Bilim dergisi Science'in 2009 yılında en önemli bilimsel bulgular arasında saydığı Ardipithecus ramidus iskeleti üzerinde 15 yıldır çalışan uzmanların bir bölümü, "...goril ve şempanzelerde erkekler dişilerin ilgisini çekmek için kıran kırana kavga ederken, Ardipithecus erkekleri arasında böyle bir çekişme yok. Dişilerle erkeklerin işbirliği içinde oldukları bir sosyal sistem geliştirilmiş" kuramını ileri sürüyor.
Çok ötelerde, 4.4 milyon yıl öncesinin Ardi'si işbirliği yaparken, yaşadığımız dünyada kaba gücüne biraz güveninin işbirliğini reddetmesini nasıl açıklayabiliriz bilemiyorum.

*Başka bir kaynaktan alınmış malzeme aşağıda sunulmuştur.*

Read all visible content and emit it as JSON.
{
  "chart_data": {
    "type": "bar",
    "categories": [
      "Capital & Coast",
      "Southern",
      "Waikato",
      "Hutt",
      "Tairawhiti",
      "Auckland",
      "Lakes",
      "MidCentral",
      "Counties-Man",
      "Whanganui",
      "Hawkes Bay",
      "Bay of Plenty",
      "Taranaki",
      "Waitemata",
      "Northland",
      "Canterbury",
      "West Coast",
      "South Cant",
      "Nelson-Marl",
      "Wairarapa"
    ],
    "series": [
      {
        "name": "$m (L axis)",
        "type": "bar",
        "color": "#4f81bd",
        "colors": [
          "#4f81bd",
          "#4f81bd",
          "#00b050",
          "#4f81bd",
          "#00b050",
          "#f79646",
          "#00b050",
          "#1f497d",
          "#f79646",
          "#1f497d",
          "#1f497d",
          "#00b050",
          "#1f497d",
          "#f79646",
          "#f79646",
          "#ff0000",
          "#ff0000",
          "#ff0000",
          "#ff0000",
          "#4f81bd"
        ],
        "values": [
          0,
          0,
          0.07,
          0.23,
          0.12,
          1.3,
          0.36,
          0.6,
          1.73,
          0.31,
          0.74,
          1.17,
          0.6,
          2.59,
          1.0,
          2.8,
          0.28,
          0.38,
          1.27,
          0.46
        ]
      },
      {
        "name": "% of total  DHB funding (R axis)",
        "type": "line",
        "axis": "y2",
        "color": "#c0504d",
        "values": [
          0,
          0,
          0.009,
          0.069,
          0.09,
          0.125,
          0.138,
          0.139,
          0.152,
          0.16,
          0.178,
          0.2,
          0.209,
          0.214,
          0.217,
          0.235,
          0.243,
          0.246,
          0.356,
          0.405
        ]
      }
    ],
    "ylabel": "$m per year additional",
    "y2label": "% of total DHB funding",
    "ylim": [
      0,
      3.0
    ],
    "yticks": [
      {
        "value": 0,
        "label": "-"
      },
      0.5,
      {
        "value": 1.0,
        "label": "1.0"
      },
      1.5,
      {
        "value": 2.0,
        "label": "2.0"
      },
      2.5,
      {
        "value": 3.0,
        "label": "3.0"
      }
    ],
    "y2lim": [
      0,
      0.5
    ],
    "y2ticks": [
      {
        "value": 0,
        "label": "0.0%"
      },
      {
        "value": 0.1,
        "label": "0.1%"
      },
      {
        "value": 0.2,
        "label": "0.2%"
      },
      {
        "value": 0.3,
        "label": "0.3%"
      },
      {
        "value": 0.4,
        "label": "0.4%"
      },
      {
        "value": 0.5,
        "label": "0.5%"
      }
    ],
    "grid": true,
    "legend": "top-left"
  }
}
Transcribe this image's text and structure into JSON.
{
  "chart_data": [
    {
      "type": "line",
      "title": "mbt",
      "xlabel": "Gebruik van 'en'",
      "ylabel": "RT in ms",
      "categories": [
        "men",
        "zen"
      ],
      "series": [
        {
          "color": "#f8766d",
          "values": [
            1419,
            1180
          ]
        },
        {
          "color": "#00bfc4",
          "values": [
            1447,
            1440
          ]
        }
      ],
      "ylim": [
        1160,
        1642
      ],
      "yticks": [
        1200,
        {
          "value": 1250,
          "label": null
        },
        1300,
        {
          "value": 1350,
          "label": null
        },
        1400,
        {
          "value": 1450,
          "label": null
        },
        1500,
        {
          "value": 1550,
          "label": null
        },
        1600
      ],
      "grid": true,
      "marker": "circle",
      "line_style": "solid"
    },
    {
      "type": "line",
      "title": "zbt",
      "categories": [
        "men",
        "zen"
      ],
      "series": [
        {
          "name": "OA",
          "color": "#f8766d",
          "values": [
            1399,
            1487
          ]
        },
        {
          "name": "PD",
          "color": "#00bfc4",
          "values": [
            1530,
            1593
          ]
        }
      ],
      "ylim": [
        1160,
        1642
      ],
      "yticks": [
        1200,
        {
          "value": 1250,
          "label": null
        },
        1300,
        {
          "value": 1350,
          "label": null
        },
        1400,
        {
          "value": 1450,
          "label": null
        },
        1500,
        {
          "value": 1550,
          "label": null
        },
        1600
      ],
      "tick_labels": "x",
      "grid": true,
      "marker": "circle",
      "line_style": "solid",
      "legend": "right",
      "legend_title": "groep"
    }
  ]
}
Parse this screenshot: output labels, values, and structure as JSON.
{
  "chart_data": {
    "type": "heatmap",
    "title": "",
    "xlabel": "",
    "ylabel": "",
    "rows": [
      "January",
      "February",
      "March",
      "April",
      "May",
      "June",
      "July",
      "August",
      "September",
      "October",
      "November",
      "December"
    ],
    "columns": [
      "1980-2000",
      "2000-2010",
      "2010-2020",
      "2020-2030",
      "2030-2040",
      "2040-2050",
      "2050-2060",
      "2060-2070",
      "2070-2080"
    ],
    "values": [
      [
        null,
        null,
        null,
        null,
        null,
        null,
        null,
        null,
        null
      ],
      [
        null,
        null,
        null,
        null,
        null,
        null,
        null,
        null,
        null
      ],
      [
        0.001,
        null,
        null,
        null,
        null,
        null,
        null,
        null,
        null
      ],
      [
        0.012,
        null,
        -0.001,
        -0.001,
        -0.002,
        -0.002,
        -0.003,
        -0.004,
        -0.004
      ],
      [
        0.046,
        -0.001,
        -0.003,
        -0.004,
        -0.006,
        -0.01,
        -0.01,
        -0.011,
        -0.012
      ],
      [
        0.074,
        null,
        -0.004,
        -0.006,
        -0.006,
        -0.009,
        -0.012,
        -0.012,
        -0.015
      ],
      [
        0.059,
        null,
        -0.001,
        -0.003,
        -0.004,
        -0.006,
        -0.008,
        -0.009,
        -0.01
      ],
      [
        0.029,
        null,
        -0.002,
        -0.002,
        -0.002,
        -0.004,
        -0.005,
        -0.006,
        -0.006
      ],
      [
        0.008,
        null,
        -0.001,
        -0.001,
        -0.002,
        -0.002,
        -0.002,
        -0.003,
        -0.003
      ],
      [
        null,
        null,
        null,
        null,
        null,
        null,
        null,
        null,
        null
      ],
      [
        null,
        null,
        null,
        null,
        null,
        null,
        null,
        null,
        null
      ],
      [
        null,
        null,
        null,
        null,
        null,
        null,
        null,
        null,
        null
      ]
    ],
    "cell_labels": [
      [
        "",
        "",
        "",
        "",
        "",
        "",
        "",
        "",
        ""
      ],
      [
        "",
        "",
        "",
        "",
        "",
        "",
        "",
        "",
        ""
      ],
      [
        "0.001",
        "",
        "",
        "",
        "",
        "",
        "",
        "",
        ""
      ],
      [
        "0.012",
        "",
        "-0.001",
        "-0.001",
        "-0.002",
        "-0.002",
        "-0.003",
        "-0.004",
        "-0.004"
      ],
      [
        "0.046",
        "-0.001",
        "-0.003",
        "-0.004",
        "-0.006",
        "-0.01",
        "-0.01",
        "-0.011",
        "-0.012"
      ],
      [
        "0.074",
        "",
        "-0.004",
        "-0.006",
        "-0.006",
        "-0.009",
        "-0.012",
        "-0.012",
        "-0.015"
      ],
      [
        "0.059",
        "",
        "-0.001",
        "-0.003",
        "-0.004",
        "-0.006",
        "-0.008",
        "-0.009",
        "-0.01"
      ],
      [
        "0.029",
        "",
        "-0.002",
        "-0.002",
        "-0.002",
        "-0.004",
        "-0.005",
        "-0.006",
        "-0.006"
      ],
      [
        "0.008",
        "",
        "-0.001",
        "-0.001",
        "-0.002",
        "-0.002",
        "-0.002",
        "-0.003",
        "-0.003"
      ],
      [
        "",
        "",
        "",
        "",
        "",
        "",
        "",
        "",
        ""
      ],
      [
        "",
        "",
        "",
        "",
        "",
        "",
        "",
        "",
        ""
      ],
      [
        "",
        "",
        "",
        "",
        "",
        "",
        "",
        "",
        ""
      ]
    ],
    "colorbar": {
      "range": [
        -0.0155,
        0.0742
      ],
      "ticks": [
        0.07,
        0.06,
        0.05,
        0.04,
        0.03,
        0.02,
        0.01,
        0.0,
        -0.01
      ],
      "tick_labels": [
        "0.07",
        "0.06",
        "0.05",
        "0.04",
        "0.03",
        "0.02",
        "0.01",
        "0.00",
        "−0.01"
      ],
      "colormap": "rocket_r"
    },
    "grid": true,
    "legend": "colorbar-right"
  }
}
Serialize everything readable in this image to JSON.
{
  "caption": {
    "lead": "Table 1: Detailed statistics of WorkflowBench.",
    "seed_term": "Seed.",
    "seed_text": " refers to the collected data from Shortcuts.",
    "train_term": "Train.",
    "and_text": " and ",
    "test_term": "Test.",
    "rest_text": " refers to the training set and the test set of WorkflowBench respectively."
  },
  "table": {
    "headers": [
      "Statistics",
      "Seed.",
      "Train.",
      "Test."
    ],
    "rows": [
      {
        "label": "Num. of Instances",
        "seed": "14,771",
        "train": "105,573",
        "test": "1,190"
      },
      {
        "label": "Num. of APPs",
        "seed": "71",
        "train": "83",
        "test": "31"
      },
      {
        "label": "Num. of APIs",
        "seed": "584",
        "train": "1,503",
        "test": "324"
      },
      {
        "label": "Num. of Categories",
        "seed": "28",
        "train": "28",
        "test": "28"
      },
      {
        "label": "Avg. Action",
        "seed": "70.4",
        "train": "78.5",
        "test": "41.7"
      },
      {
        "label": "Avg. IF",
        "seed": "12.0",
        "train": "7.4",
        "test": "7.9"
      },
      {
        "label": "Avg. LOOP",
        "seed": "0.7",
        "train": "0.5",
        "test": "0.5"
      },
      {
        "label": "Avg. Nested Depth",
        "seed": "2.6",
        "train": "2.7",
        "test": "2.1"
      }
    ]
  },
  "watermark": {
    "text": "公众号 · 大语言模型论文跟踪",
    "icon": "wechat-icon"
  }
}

Giderek küçülen, ulaşabilirliğin ve erişebilirliğin bu kadar arttığı dünyada, "Her koyun kendi bacağından asılır" diyebilir miyiz? O zaman, "...ama insanlar koyun değildir. İnsanlar biraz da birbirlerinin bacaklarından asılır" diyen Aziz Nesin'e kulak vermek gerekmez mi?
Yeni yılda, bir önceki yıldan daha çok maddi ve kültürel zenginlik üreterek, yaşamlarımızı kolaylaştırmak, refah düzeyimizi artırmak istiyorsak; işbirliği köprülerinden geçmemizi kolaylaştıracak akla ihtiyacımız var. Gündemimiz, o nedenle akıl gözünü açık tutma konusu bir numaralı yerini korumalı.